Today, a girlfriend asks to cut my hair and on a whim I let her. In twenty short minutes I go from a respectable suburban mom to an establishment sort of woman on her way to the Country Club. I hate it instantly, drive home in shock, and cry hard for an entire hour.
My 13-year-old reminds me it will grow back. My husband tells me I still have a pretty face. My 10-year-old runs to get a scarf. I wrap the scarf around my head, look in the mirror, and cry some more. I feel ridiculous crying over such vanities with tsunami victims suffering in Japan, and the United States government on the verge of a shutdown. I feel foolish modeling to my girls such a lack of grace and gratitude. They too would have to come to grips with a bad hair cut someday, and the memory of this dramatic episode would not be helpful.
I dry my eyes and run my fingers through my mediocre A-line cut. I am not my haircut, I remind myself. Neither was I my first grade Shirley Temple haircut with the velvet bow. That girl had poise. That girl withstood teasing about her short curls and cats-eye glasses.
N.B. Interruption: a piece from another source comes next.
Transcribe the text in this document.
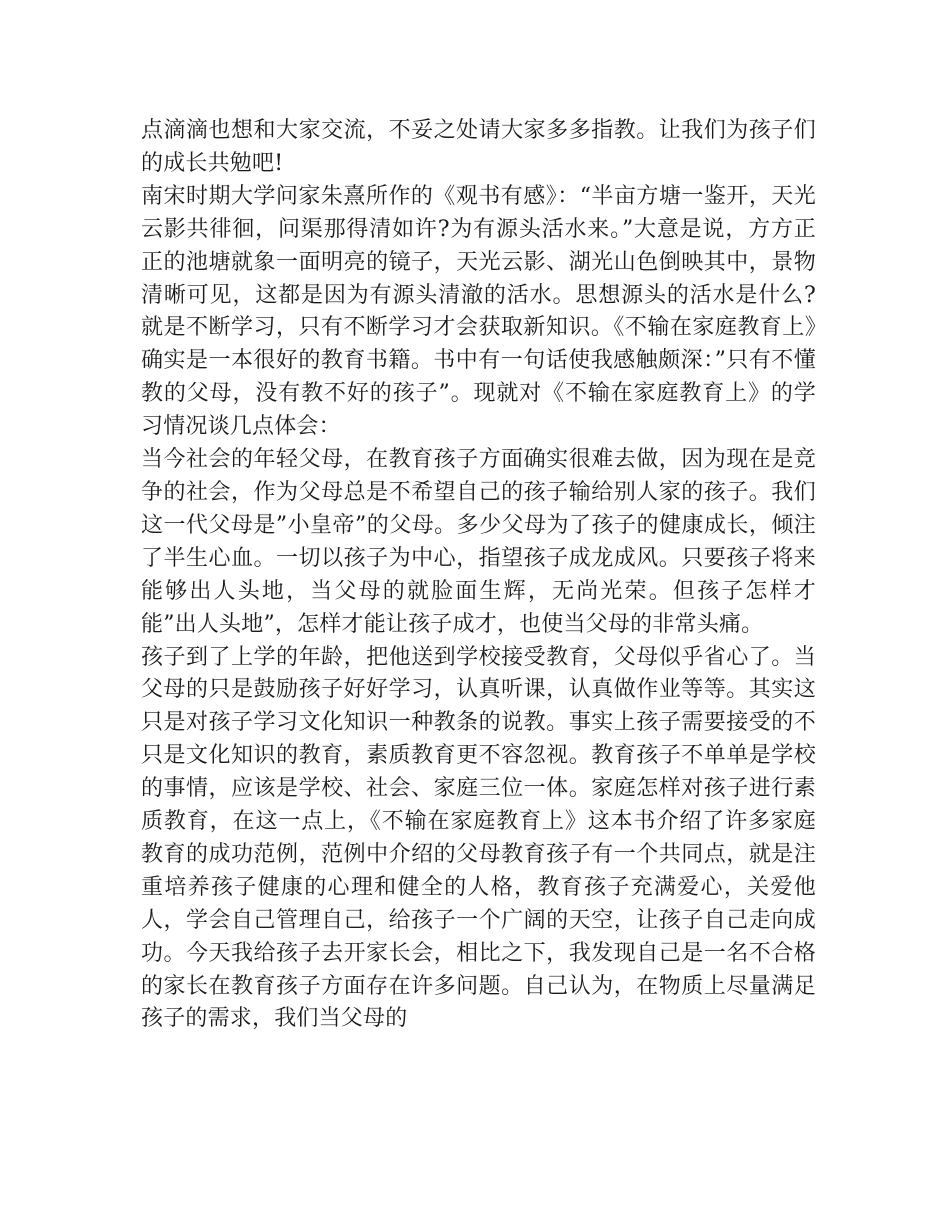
点滴滴也想和大家交流，不妥之处请大家多多指教。让我们为孩子们的成长共勉吧!

南宋时期大学问家朱熹所作的《观书有感》：“半亩方塘一鉴开，天光云影共徘徊，问渠那得清如许?为有源头活水来。”大意是说，方方正正的池塘就象一面明亮的镜子，天光云影、湖光山色倒映其中，景物清晰可见，这都是因为有源头清澈的活水。思想源头的活水是什么?就是不断学习，只有不断学习才会获取新知识。《不输在家庭教育上》确实是一本很好的教育书籍。书中有一句话使我感触颇深：”只有不懂教的父母，没有教不好的孩子”。现就对《不输在家庭教育上》的学习情况谈几点体会：

当今社会的年轻父母，在教育孩子方面确实很难去做，因为现在是竞争的社会，作为父母总是不希望自己的孩子输给别人家的孩子。我们这一代父母是”小皇帝”的父母。多少父母为了孩子的健康成长，倾注了半生心血。一切以孩子为中心，指望孩子成龙成风。只要孩子将来能够出人头地，当父母的就脸面生辉，无尚光荣。但孩子怎样才能”出人头地”，怎样才能让孩子成才，也使当父母的非常头痛。

孩子到了上学的年龄，把他送到学校接受教育，父母似乎省心了。当父母的只是鼓励孩子好好学习，认真听课，认真做作业等等。其实这只是对孩子学习文化知识一种教条的说教。事实上孩子需要接受的不只是文化知识的教育，素质教育更不容忽视。教育孩子不单单是学校的事情，应该是学校、社会、家庭三位一体。家庭怎样对孩子进行素质教育，在这一点上，《不输在家庭教育上》这本书介绍了许多家庭教育的成功范例，范例中介绍的父母教育孩子有一个共同点，就是注重培养孩子健康的心理和健全的人格，教育孩子充满爱心，关爱他人，学会自己管理自己，给孩子一个广阔的天空，让孩子自己走向成功。今天我给孩子去开家长会，相比之下，我发现自己是一名不合格的家长在教育孩子方面存在许多问题。自己认为，在物质上尽量满足孩子的需求，我们当父母的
That girl wrote each letter of her name with dignity. That girl deserves more than this. That girl deserves wisdom, wit, and affection. That girl deserves to be a woman who has learned something of inner beauty, and who still writes each letter of her name with nobility.
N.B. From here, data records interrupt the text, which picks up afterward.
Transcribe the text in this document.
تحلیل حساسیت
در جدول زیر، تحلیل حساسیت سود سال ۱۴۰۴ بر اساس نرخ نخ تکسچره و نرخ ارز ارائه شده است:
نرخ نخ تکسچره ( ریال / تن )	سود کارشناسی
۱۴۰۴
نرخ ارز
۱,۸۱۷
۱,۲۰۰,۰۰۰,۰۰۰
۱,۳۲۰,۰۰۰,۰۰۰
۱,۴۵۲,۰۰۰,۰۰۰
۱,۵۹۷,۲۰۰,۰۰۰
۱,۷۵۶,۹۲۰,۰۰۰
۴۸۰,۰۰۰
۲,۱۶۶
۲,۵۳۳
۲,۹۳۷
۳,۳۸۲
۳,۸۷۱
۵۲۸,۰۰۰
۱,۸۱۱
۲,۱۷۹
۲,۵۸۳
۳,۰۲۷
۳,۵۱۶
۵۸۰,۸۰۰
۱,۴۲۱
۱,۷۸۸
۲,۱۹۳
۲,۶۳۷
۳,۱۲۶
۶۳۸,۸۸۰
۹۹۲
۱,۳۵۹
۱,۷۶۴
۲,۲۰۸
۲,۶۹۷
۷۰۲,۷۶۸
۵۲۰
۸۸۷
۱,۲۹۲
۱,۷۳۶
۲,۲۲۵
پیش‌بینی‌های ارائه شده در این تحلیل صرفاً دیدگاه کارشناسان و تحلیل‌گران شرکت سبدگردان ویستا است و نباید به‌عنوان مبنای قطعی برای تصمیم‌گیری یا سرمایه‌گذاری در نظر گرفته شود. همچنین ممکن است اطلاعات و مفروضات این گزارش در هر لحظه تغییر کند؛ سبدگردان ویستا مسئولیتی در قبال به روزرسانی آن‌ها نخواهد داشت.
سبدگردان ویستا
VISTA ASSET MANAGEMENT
Just like Socrates, I pray thee O God, that I may be beautiful within. Wise with the knowing that real beauty comes when I seek to reveal the beauty of others. Meek enough to understand that in the compassionate unveiling of others, the light of my own soul is revealed.
I can do this with simple acts of kindness, like listening with interest of others and taking inspired action on that which I am called to do. I can plead to see others and myself through the renewed eyes of wonder and the holy awe of a child. I can, instead of looking in the mirror at my reflection, become an illuminated reflection of that which is love.
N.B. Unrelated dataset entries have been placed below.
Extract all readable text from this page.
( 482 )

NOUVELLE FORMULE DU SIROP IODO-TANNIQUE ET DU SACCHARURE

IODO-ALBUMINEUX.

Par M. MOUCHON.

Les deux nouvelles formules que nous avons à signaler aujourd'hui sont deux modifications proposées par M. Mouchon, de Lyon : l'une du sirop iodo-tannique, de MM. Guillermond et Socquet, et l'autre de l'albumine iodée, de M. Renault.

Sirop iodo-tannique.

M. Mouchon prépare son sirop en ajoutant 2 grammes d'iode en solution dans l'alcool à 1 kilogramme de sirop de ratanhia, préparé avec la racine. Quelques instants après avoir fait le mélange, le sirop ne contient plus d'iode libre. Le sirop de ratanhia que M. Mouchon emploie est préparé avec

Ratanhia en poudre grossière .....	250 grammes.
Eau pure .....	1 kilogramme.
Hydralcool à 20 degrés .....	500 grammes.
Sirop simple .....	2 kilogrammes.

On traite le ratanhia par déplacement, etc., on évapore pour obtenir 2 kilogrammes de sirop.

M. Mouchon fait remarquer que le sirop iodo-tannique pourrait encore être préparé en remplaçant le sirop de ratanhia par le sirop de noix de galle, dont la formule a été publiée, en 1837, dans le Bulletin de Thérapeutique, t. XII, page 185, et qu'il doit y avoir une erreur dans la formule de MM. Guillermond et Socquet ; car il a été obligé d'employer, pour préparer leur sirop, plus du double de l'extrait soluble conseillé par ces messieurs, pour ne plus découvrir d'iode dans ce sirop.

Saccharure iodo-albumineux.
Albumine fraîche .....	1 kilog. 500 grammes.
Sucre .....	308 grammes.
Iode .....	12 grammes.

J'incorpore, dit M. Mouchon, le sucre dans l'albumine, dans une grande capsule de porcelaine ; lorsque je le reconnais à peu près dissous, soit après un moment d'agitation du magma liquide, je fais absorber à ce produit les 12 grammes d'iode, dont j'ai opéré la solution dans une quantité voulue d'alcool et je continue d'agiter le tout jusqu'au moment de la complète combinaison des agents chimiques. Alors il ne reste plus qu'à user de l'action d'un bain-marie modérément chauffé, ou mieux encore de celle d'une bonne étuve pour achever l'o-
I am not my haircut. I am a simple girl who today, is choosing again. Instead of vain tears, I choose gratitude, and grace. Instead of self reflection, I choose to reflect the brilliant light and resplendence of others. In doing so, I honor my little Shirley Temple, who chose, despite the jeers of her peers, to write each letter of her name, with the dignity of a girl who knew something of sparkling from within.